Ce travail décrit et analyse les usages du manuel par les élèves, leurs conceptions des luttes féministes dans l’histoire, de même que leur compréhension du rôle accordé aux femmes dans les récits historiques (agentivité). Les élèves perçoivent le manuel d’histoire comme véridique et neutre. Ils l’utilisent d’abord et avant tout afin de répondre à des questions de repérage d’informations historiques. Ils sont peu enclins à le remettre en question, même lorsqu’ils sont confrontés à des récits contradictoires. Ils ont plutôt tendance à amoindrir les différences retrouvées dans les récits afin que le discours corresponde à leurs conceptions initiales de la matière. Pour une majorité d’élèves, les luttes féministes sont associées au passé et il y a peu de liens à faire avec le présent.
Le mouvement féministe est associé de manière prépondérante à l’obtention du droit de vote et à quelques évènements ponctuels dénués de contextualisation.
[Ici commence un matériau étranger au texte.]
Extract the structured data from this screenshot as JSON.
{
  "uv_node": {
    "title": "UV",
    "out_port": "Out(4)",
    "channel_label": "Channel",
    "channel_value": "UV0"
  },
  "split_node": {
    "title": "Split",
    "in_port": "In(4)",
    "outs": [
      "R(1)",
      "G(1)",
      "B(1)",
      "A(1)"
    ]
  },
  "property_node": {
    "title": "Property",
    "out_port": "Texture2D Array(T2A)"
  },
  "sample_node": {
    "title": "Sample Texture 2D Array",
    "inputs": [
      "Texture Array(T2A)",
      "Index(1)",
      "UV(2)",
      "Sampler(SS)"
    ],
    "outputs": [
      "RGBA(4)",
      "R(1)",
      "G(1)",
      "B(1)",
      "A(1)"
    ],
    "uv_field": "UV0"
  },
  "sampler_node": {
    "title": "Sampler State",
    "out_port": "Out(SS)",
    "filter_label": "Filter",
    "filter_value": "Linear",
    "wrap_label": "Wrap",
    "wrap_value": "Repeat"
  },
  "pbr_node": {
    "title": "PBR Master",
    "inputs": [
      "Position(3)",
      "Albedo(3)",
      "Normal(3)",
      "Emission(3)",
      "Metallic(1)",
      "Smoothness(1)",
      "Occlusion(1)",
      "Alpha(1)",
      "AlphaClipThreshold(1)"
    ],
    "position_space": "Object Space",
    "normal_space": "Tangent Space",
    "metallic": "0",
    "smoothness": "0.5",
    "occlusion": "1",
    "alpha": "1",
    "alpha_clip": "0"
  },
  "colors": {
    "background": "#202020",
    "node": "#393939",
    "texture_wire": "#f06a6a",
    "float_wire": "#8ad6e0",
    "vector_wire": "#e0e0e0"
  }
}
Les stéréotypes de genre sont perceptibles dans les réponses de nombreux adolescents, de même que l’antiféminisme, dans une moindre proportion. Cependant, la majorité des élèves rencontrés en entrevue a été en mesure de déceler des différences en fonction de l’agentivité dans les extraits de manuels proposés. Cela nous porte à croire que le développement d’habiletés liées à la pensée historienne en classe pourrait mener les élèves à réfléchir de manière critique aux rapports de genre dans l’histoire.